Bacalar, Quintana Roo.–Rafa Marín llegó a Mayabalam sin mayor protocolo, en un encuentro sencillo donde la cercanía marcó el tono de la conversación. Rodeado de familias y representantes comunitarios, escuchó de primera mano las inquietudes de una población que por años ha enfrentado rezagos estructurales, particularmente en la certeza jurídica de la tierra, un tema que condiciona su desarrollo y estabilidad.
Durante la reunión, Carlos Pablo Martín, presidente del Comité de Tierras de Mayabalam, expuso la problemática central que aqueja a la comunidad. La principal demanda… es el cambio de uso de suelo… y hasta ahorita no ha sido posible, explicó, evidenciando un proceso que permanece estancado pese a diversas gestiones.
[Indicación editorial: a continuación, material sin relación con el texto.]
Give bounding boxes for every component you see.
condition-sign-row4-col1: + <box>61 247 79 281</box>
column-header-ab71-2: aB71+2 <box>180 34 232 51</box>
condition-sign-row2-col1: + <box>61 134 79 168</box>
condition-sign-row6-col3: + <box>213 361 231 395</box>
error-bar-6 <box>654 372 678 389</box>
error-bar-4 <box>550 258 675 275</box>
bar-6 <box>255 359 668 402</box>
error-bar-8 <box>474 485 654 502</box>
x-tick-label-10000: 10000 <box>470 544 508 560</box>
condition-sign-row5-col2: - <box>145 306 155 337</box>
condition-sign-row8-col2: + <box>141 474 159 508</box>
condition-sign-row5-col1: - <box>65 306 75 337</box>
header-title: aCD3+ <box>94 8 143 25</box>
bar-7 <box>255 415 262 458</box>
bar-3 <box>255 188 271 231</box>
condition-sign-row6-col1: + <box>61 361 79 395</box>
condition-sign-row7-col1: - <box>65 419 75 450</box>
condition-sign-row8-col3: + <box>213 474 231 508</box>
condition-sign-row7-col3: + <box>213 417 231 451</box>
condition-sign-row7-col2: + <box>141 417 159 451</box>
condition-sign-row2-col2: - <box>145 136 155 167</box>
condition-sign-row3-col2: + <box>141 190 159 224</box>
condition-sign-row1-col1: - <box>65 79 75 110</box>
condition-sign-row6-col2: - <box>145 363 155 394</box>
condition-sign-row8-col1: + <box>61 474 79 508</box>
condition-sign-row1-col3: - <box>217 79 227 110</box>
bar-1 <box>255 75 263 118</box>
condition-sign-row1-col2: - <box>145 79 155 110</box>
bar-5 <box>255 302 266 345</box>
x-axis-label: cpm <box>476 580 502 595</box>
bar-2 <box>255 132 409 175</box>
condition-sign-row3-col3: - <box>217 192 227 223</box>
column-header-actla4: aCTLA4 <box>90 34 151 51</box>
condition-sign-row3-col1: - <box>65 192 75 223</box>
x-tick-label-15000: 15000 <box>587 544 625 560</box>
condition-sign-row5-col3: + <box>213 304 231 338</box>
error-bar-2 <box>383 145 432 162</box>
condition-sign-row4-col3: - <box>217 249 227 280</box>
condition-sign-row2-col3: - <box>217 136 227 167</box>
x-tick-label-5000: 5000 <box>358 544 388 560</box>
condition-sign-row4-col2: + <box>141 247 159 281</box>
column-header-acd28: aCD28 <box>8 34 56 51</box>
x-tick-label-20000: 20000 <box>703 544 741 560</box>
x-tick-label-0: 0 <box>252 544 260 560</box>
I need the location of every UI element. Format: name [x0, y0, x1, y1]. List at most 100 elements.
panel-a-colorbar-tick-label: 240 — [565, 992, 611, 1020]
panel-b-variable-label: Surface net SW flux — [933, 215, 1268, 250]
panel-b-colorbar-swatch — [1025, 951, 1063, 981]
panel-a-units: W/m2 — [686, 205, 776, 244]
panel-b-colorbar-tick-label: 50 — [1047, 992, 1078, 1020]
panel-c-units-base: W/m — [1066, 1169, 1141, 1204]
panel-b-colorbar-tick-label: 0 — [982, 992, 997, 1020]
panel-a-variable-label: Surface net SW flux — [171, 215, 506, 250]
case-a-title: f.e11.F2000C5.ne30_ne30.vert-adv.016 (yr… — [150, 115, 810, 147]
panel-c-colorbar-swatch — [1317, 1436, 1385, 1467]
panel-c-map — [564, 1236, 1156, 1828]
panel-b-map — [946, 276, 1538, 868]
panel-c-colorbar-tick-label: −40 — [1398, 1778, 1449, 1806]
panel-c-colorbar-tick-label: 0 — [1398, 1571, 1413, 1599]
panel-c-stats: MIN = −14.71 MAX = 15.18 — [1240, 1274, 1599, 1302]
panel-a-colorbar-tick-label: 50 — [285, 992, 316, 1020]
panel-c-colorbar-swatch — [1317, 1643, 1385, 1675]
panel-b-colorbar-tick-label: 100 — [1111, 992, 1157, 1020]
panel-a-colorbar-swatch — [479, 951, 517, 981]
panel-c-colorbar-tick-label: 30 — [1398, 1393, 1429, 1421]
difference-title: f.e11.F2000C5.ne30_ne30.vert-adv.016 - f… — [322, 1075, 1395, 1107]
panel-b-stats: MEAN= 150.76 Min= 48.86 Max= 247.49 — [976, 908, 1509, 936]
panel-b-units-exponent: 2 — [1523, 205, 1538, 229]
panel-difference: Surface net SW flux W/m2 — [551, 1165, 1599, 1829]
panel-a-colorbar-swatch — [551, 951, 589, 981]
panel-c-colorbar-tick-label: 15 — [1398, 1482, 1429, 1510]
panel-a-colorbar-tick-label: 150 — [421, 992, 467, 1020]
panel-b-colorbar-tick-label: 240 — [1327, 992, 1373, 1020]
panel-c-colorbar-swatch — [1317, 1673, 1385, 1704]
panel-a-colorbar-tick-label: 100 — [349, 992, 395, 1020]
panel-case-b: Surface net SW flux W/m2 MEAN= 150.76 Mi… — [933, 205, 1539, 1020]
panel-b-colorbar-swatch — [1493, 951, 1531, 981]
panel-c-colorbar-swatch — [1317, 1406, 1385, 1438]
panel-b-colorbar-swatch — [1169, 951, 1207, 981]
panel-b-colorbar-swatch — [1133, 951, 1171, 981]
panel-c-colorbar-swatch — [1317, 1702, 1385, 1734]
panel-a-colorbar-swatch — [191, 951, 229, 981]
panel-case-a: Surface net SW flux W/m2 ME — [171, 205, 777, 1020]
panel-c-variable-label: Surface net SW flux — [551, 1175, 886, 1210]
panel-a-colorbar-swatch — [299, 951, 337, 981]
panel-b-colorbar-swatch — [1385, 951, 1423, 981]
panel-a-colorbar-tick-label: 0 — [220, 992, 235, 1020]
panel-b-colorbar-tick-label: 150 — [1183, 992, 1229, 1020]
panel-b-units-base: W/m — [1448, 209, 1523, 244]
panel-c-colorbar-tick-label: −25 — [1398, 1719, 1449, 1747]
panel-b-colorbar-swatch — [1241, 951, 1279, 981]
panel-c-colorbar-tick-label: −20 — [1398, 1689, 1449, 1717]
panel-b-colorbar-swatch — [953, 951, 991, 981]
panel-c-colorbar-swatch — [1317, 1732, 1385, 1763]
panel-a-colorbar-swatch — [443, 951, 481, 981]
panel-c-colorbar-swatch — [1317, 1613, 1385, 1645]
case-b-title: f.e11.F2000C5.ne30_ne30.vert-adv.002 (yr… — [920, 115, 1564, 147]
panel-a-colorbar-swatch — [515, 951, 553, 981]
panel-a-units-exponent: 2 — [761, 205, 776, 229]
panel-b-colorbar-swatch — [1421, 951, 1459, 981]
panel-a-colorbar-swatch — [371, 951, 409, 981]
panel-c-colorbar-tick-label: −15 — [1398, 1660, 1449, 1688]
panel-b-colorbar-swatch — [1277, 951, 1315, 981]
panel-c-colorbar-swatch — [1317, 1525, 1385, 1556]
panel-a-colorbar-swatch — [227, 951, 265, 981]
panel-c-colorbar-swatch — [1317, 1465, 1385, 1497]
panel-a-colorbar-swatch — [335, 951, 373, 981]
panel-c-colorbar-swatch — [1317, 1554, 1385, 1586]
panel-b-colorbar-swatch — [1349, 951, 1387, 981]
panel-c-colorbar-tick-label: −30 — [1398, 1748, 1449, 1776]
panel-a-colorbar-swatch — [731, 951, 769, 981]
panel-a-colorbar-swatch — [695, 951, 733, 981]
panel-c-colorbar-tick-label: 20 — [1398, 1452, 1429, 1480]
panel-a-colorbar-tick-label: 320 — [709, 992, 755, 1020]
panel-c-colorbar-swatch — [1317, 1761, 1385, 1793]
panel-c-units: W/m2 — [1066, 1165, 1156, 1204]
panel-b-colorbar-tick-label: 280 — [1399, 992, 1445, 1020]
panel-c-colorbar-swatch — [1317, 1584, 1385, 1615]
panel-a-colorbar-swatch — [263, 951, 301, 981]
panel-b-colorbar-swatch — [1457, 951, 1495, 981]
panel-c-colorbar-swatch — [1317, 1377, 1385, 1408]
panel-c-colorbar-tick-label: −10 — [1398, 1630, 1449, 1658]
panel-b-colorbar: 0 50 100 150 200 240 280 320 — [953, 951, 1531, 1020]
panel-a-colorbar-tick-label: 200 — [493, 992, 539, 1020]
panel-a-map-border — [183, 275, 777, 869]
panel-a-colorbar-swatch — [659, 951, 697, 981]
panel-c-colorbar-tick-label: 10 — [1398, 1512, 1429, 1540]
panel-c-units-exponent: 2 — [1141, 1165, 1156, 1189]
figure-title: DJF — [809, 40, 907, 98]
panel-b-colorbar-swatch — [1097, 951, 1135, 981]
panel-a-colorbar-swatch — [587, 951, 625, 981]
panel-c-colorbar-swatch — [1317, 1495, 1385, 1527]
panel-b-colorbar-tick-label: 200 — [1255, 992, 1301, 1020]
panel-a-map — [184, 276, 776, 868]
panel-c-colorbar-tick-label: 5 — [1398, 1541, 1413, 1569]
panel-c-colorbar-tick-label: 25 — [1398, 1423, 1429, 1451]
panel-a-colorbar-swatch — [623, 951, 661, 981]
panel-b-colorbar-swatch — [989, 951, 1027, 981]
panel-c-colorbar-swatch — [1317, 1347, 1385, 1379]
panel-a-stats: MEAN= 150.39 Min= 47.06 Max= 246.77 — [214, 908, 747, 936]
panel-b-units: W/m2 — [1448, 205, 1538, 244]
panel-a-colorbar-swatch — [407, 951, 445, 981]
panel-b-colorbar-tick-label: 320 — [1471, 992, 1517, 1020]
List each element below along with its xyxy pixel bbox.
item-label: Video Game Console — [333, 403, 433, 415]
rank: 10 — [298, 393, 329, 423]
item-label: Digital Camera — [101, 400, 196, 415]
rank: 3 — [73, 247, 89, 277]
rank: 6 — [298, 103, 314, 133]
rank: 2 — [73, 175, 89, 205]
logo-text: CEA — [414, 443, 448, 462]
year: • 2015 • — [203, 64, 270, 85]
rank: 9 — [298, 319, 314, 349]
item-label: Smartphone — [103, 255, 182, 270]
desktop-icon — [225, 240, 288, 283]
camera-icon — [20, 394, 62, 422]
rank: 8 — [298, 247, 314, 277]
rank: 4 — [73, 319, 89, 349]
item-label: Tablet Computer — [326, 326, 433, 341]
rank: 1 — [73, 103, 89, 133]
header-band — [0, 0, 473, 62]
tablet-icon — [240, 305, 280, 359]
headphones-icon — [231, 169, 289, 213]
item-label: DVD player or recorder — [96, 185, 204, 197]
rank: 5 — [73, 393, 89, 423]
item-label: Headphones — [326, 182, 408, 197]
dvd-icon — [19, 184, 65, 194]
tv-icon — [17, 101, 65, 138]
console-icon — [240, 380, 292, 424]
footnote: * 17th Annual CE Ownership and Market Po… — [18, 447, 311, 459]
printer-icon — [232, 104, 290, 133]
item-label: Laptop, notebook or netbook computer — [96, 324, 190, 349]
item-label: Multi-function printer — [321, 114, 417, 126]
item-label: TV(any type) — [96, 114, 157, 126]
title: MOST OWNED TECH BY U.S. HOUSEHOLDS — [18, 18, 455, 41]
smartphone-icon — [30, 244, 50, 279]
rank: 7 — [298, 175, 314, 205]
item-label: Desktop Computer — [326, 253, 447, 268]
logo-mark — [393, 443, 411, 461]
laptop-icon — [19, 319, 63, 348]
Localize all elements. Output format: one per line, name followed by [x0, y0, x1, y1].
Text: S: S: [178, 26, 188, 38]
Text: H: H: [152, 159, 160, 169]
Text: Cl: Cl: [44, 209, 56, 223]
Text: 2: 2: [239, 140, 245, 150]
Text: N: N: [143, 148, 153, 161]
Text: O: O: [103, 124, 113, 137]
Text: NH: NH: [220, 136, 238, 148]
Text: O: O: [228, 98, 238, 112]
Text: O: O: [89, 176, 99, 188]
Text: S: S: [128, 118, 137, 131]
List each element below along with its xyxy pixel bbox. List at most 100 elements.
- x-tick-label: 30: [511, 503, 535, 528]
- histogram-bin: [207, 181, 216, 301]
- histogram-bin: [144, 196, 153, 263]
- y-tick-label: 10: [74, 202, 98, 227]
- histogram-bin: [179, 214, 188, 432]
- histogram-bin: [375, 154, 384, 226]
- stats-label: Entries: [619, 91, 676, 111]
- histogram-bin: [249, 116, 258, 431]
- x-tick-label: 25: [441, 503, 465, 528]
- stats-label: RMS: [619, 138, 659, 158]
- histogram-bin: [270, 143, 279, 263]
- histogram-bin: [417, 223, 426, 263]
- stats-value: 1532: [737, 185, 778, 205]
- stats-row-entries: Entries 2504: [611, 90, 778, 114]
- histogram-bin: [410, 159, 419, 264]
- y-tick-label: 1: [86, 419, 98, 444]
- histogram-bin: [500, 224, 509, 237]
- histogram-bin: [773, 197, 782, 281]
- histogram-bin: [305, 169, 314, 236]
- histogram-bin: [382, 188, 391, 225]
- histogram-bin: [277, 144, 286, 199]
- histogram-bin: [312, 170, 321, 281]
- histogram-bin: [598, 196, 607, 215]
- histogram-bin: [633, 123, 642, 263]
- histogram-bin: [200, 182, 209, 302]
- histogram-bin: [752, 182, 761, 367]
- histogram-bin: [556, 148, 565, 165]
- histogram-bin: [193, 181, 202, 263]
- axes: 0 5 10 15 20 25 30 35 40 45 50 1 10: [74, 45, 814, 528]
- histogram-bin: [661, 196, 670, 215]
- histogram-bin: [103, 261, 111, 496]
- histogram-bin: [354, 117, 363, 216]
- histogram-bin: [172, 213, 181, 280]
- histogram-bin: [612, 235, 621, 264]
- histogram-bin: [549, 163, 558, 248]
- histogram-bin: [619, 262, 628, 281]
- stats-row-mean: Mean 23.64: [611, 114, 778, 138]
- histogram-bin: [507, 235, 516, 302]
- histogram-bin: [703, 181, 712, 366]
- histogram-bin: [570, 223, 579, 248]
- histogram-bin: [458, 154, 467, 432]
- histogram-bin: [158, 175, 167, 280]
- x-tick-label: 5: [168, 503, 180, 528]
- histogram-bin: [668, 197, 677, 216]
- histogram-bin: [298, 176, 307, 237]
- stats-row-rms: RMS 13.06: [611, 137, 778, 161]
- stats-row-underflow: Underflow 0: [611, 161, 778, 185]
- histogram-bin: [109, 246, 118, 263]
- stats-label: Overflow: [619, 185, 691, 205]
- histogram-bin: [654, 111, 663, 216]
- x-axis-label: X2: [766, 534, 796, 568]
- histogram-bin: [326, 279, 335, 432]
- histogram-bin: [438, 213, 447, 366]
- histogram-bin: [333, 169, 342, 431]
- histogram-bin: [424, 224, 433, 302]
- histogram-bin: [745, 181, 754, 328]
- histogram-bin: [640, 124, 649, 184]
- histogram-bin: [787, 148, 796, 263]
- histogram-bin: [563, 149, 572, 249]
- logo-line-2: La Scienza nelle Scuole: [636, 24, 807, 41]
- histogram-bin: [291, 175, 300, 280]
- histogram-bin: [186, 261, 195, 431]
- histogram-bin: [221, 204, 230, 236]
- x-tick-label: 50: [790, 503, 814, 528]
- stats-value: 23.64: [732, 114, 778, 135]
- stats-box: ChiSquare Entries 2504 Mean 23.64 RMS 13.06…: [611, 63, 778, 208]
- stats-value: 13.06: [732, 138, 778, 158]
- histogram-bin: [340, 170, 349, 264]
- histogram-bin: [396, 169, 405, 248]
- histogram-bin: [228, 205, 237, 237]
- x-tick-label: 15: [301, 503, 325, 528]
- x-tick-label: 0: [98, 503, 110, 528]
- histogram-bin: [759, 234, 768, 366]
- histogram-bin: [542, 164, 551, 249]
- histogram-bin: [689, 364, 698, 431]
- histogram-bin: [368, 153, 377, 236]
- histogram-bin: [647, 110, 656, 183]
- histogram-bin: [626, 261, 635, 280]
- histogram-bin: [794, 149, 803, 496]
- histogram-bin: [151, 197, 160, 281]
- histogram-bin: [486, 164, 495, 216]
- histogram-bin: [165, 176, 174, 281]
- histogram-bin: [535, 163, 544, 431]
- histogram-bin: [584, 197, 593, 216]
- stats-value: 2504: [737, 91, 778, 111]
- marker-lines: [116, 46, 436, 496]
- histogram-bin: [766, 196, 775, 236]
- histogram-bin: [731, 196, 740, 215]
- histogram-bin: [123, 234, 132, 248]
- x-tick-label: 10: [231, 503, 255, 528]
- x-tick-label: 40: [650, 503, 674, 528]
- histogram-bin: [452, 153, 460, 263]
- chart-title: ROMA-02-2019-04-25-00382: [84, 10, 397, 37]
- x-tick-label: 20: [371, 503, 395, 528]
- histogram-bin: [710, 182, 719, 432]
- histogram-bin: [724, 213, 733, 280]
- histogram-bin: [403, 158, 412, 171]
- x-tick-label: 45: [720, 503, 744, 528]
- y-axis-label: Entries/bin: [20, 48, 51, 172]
Rafa Marín siguió con atención cada intervención, privilegiando el diálogo directo y sin intermediarios.

En ese intercambio, Rafa subrayó el sentido de su recorrido por el estado, donde enfatizó que su arraigo en este movimiento es porque queremos apoyar a la gente, queremos que la gente viva mejor, que haya bienestar y por eso andamos en todo el estado. Su intervención, breve pero directa, se centró en la importancia de mantenerse cercano a las comunidades para entender sus realidades desde el territorio.
El encuentro también se dio en un contexto nacional donde, como ha señalado la presidenta Claudia Sheinbaum en distintos momentos, la prioridad es que el desarrollo llegue primero a quienes más lo necesitan, con un enfoque de justicia social y atención a las comunidades históricamente rezagadas.
Más allá de los planteamientos concretos, el encuentro dejó ver algo más profundo: una comunidad que, pese al abandono histórico, mantiene la esperanza de recuperar el rumbo y fortalecer el arraigo a la tierra. En ese espacio de escucha, la presencia de Rafa Marín fue leída como un gesto de apertura, donde el diálogo directo se convierte en punto de partida para reconstruir la confianza.